I'm married to a Korean and have lived in Korea for a fair amount of time. I'd say for this to work well, Korea would somehow need to change a very deeply ingrained idea that watering down Korea would be the end of Korea. There are many times over the years that have had me in situations I've thought "These people would really rather run the population to zero than make it more welcoming and hospitable for foreigners." I can never get involved in politics here, naturalize
requires a strong proficiency in the Korean language, etc. Then just the inter-personal cultural aspects, it's really a lot to think about changing. This year I came to realize that it's so deeply rooted in many ways, that I think often they don't even know it's there.
I'm not as familiar Korean intellectual trends as I was in Japan, but I think there is enough similarity for a comparison to be informative. In the 1970s-80s, Japan was faced with the anticipation that they would need to accommodate massive immigration in the future to ensure their economic future. There was extensive public debate in the media and the consensus that emerged by the 1990s was against immigration. I suspect Korea will go similarly.

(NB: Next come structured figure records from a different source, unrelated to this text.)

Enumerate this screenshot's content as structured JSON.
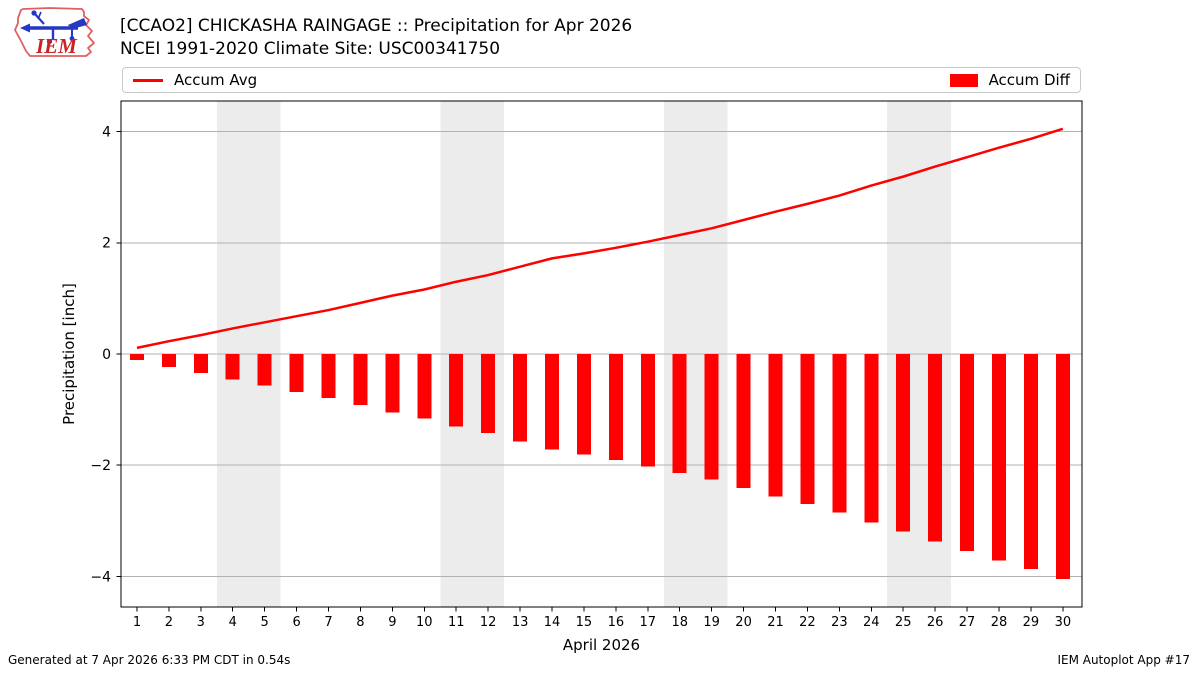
{
  "header": {
    "title_line1": "[CCAO2] CHICKASHA RAINGAGE :: Precipitation for Apr 2026",
    "title_line2": "NCEI 1991-2020 Climate Site: USC00341750",
    "logo_text": "IEM"
  },
  "legend": {
    "avg_label": "Accum Avg",
    "diff_label": "Accum Diff"
  },
  "chart_data": {
    "type": "bar",
    "title": "[CCAO2] CHICKASHA RAINGAGE :: Precipitation for Apr 2026",
    "subtitle": "NCEI 1991-2020 Climate Site: USC00341750",
    "xlabel": "April 2026",
    "ylabel": "Precipitation [inch]",
    "x": [
      1,
      2,
      3,
      4,
      5,
      6,
      7,
      8,
      9,
      10,
      11,
      12,
      13,
      14,
      15,
      16,
      17,
      18,
      19,
      20,
      21,
      22,
      23,
      24,
      25,
      26,
      27,
      28,
      29,
      30
    ],
    "series": [
      {
        "name": "Accum Avg",
        "type": "line",
        "color": "#ff0000",
        "values": [
          0.11,
          0.23,
          0.34,
          0.46,
          0.57,
          0.68,
          0.79,
          0.92,
          1.05,
          1.16,
          1.3,
          1.42,
          1.57,
          1.72,
          1.81,
          1.91,
          2.02,
          2.14,
          2.26,
          2.41,
          2.56,
          2.7,
          2.85,
          3.03,
          3.19,
          3.37,
          3.54,
          3.71,
          3.87,
          4.05
        ]
      },
      {
        "name": "Accum Diff",
        "type": "bar",
        "color": "#ff0000",
        "values": [
          -0.11,
          -0.23,
          -0.34,
          -0.46,
          -0.57,
          -0.68,
          -0.79,
          -0.92,
          -1.05,
          -1.16,
          -1.3,
          -1.42,
          -1.57,
          -1.72,
          -1.81,
          -1.91,
          -2.02,
          -2.14,
          -2.26,
          -2.41,
          -2.56,
          -2.7,
          -2.85,
          -3.03,
          -3.19,
          -3.37,
          -3.54,
          -3.71,
          -3.87,
          -4.05
        ]
      }
    ],
    "yticks": [
      4,
      2,
      0,
      -2,
      -4
    ],
    "ylim": [
      -4.55,
      4.55
    ],
    "xlim": [
      0.5,
      30.6
    ],
    "grid": true,
    "grid_color": "#b2b2b2",
    "weekend_bands": [
      [
        3.5,
        5.5
      ],
      [
        10.5,
        12.5
      ],
      [
        17.5,
        19.5
      ],
      [
        24.5,
        26.5
      ]
    ],
    "band_color": "#ececec",
    "legend_position": "top"
  },
  "footer": {
    "left": "Generated at 7 Apr 2026 6:33 PM CDT in 0.54s",
    "right": "IEM Autoplot App #17"
  }
}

You kid, but I foresee a future where stagnant countries fight over the immigrants from the last few countries that are reproducing. This is not just a problem in Korea.

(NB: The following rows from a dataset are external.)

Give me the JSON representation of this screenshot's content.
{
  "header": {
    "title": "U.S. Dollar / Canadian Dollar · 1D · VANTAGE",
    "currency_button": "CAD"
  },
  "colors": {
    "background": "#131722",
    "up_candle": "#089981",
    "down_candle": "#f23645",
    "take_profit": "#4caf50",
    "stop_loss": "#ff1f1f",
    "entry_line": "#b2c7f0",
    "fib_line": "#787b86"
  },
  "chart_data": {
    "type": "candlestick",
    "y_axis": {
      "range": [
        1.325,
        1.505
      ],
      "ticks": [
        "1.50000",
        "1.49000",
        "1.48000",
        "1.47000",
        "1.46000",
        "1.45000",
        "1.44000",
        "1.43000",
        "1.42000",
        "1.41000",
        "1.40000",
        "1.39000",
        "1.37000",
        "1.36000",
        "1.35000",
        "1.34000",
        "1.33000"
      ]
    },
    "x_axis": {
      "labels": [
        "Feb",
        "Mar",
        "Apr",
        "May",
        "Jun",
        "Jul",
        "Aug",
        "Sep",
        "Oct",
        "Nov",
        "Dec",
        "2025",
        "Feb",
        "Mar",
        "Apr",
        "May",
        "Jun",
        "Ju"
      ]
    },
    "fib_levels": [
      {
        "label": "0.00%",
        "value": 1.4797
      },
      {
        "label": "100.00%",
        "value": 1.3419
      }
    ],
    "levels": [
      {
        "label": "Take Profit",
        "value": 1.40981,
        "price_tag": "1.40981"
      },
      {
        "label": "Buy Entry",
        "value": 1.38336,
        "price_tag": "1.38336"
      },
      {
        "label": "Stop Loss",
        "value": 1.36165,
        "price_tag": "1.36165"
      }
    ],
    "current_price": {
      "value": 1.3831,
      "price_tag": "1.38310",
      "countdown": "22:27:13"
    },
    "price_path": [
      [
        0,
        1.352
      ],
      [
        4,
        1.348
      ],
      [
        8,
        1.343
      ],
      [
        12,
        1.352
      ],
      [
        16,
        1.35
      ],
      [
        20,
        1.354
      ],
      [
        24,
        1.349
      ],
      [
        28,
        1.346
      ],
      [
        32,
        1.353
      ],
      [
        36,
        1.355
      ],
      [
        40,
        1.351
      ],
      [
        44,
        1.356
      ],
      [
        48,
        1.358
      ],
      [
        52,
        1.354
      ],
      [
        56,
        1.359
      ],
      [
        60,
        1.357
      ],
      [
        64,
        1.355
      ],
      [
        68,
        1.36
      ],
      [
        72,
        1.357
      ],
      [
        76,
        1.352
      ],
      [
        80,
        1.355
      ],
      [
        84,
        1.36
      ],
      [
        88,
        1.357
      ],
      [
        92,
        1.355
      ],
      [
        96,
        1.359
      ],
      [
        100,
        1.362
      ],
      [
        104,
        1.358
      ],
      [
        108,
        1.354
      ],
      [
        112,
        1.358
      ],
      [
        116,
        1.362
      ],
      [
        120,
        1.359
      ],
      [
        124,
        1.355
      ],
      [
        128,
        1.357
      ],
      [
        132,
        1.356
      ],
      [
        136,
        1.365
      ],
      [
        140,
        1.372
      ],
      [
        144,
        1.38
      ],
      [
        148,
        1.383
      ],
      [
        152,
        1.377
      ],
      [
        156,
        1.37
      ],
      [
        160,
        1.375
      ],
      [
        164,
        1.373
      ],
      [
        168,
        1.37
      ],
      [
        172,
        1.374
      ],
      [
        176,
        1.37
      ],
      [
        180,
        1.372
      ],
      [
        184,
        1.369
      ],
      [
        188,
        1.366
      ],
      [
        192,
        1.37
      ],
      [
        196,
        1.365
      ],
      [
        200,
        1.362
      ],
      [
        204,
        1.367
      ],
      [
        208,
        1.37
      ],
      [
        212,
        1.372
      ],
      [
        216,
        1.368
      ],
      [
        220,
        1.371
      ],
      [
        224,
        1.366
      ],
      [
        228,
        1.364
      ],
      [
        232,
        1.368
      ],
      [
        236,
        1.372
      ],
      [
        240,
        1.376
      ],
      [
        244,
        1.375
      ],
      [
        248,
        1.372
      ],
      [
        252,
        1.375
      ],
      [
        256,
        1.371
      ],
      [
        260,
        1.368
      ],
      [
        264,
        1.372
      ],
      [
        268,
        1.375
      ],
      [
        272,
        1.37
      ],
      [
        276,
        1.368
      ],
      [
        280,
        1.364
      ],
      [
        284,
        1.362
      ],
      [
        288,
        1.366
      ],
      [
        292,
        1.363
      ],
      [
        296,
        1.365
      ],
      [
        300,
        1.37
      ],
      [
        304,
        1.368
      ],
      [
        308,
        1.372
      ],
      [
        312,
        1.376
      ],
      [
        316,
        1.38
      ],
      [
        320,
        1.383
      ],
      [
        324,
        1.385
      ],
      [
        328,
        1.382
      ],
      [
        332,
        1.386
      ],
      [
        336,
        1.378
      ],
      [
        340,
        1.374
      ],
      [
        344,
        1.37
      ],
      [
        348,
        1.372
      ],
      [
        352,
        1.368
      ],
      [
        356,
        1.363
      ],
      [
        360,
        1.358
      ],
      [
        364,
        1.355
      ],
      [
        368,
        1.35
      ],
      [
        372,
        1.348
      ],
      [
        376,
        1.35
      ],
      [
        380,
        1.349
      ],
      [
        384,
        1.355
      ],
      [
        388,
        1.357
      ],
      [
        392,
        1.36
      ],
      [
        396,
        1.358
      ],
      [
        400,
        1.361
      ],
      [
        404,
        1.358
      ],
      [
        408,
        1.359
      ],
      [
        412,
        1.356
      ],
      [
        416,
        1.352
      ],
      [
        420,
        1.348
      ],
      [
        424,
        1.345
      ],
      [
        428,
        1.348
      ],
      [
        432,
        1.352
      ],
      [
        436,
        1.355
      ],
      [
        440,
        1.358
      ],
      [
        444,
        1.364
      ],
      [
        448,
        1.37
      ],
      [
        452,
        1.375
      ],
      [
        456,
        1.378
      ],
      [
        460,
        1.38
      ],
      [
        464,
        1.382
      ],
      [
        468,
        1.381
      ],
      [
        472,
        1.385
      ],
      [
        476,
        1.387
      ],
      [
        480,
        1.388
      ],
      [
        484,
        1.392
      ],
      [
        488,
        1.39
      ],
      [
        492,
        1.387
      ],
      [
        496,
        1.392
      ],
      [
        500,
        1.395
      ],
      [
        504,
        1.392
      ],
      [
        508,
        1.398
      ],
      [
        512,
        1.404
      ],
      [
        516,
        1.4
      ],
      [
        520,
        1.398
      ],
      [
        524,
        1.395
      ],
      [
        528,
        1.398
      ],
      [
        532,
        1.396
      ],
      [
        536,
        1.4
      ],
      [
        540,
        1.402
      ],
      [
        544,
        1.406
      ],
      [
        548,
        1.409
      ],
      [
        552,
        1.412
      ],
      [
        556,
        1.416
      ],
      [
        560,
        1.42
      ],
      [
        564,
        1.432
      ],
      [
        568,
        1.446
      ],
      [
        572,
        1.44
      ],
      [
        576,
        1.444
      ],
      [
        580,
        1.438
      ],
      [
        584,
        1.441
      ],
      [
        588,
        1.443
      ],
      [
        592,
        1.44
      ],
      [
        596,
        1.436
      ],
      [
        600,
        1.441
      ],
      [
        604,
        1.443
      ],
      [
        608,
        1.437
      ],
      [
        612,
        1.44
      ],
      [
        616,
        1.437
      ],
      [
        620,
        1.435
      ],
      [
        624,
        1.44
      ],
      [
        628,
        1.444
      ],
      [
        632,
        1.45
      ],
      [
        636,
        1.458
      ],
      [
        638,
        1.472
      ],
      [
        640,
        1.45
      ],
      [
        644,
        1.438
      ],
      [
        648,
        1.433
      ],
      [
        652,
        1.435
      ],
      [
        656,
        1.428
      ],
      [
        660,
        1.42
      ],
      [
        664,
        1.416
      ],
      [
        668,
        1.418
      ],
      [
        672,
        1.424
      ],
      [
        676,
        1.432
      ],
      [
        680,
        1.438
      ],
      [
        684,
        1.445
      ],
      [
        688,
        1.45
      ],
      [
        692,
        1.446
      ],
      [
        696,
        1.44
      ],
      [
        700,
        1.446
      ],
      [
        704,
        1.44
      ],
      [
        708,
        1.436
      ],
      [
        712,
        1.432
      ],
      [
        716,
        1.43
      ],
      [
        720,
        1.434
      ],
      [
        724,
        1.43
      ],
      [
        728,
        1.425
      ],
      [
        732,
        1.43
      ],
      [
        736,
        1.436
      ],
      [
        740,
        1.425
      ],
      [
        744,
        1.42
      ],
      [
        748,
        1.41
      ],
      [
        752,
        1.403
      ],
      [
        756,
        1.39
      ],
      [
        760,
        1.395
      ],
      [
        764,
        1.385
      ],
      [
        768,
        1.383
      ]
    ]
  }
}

Blue on the map indicates negative fertility rates. The economic systems we have will be destroyed by not having new entrants to the ponzi for the old to retire on. We will realize that expecting the economic growth forever we are used to without population growth forever is folly.
In New Zealand we encourage immigration: 30% of the population was born overseas (very few refugees).
Personally it feels like we are just delaying demographic problems because those immigrants also become elderly and costly in time.
The main problem is that we have a serious outflow of 20-30 year olds leaving for other countries, so just encouraging more kids is not the answer here. I suspect the outflow is caused because 20-30 year olds can't get ahead financially or buy a house. They often move to Australia to earn more in a warmer clime where housing is more accessible.